Sebelum penggulingan yang mengakhiri masa jabatannya selama 15 tahun, Hasina pernah mengungkapkan pada Mei lalu bahwa ada upaya untuk “membentuk sebuah negara sejenis Timor Timur” dengan memisahkan wilayah dari Bangladesh dan Myanmar.
Meskipun ia tidak secara eksplisit menyebutkan negara yang terlibat, Hasina mengindikasikan bahwa ada tawaran “pemilu yang bebas dari masalah” pada 7 Januari, dengan syarat ia memberikan izin kepada negara asing untuk mendirikan pangkalan udara di wilayah Bangladesh, sebagaimana dilaporkan oleh Daily Star yang berbasis di Dhaka.
Setelah pengunduran dirinya pada 5 Agustus yang memicu kerusuhan politik di Bangladesh, putra Hasina, Sajeeb Wazed, membantah pernyataan yang dikaitkan dengan ibunya melalui unggahan di platform X (dulu Twitter).
Wazed, yang juga pernah menjabat sebagai penasihat ICT bagi Hasina, menegaskan bahwa semua pernyataan tersebut adalah “sepenuhnya salah dan direkayasa.”
Hasina sendiri dilaporkan telah meninggalkan Bangladesh pada 5 Agustus dan menuju India, di mana ia saat ini tinggal sementara, menurut keterangan pejabat resmi India.
Sehari setelah pelariannya, Kepala Angkatan Darat Bangladesh, Jenderal Waker-uz-Zaman, mengumumkan bahwa Hasina telah resmi mengundurkan diri, disusul dengan pembentukan pemerintahan transisi.
Langkah ini diikuti oleh Presiden Bangladesh, Mohammed Shahabuddin, yang kemudian membubarkan parlemen yang baru terpilih pada Januari, ketika Hasina masih menjabat sebagai perdana menteri untuk keempat kalinya.

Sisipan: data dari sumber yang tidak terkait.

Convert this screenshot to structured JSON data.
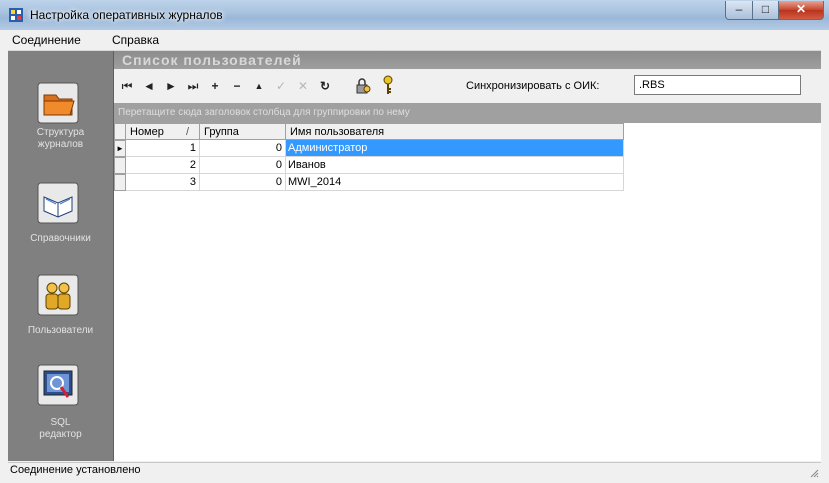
{
  "window": {
    "title": "Настройка оперативных журналов",
    "minimize": "–",
    "maximize": "□",
    "close": "✕"
  },
  "menu": {
    "items": [
      "Соединение",
      "Справка"
    ]
  },
  "nav": {
    "items": [
      {
        "label1": "Структура",
        "label2": "журналов",
        "icon": "folder-icon"
      },
      {
        "label1": "Справочники",
        "label2": "",
        "icon": "book-icon"
      },
      {
        "label1": "Пользователи",
        "label2": "",
        "icon": "users-icon"
      },
      {
        "label1": "SQL",
        "label2": "редактор",
        "icon": "sql-editor-icon"
      }
    ]
  },
  "panel": {
    "title": "Список пользователей"
  },
  "toolbar": {
    "first": "⏮",
    "prev": "◄",
    "next": "►",
    "last": "⏭",
    "add": "+",
    "remove": "−",
    "up": "▲",
    "edit": "✓",
    "cancel": "✕",
    "refresh": "↻",
    "sync_label": "Синхронизировать с ОИК:",
    "sync_value": ".RBS"
  },
  "grid": {
    "group_hint": "Перетащите сюда заголовок столбца для группировки по нему",
    "columns": {
      "number": "Номер",
      "sort_mark": "/",
      "group": "Группа",
      "name": "Имя пользователя"
    },
    "rows": [
      {
        "number": "1",
        "group": "0",
        "name": "Администратор",
        "selected": true,
        "indicator": "►"
      },
      {
        "number": "2",
        "group": "0",
        "name": "Иванов",
        "selected": false,
        "indicator": ""
      },
      {
        "number": "3",
        "group": "0",
        "name": "MWI_2014",
        "selected": false,
        "indicator": ""
      }
    ]
  },
  "status": {
    "text": "Соединение установлено"
  },
  "colors": {
    "nav_bg": "#808080",
    "selection": "#3399ff",
    "header_strip": "#9a9a9a"
  }
}
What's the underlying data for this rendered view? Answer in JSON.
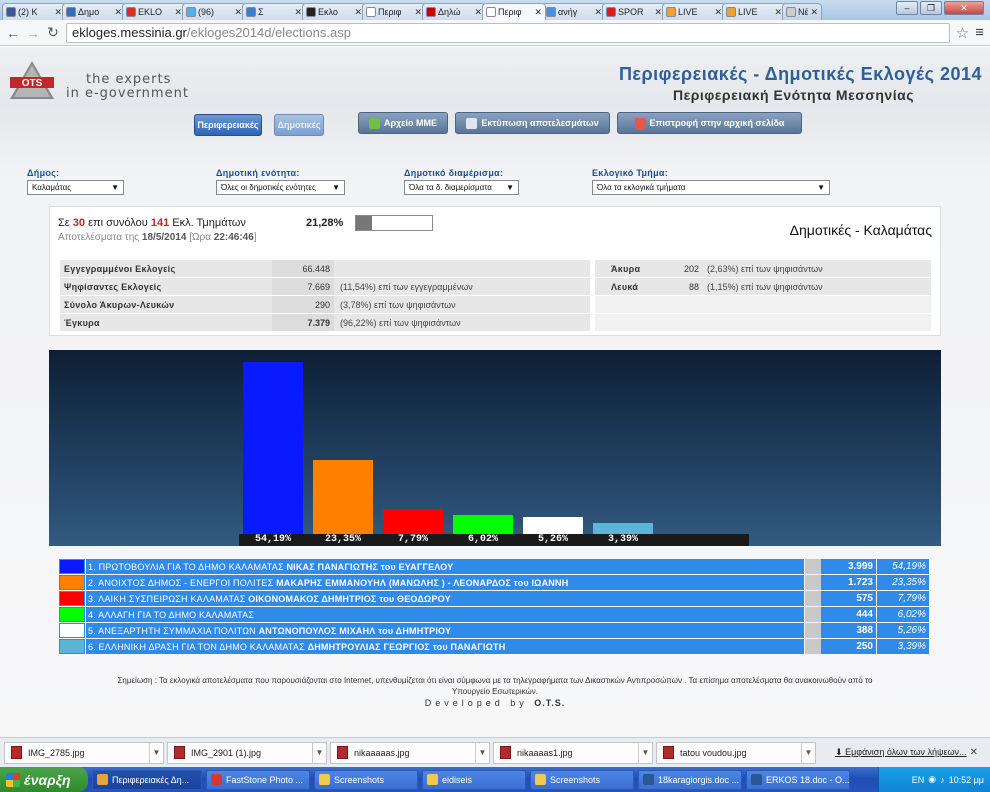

Pada 8 Agustus, pemenang Hadiah Nobel Perdamaian, Muhammad Yunus, dilantik sebagai “penasihat utama” untuk memimpin pemerintahan transisi yang terdiri dari 17 anggota di Bangladesh.rakyat
Sementara itu, Partai Nasionalis Bangladesh (BNP) yang menjadi oposisi utama, menuntut diadakannya pemilu nasional dalam waktu tiga bulan sebagai upaya mengembalikan kekuasaan kepada rakyat.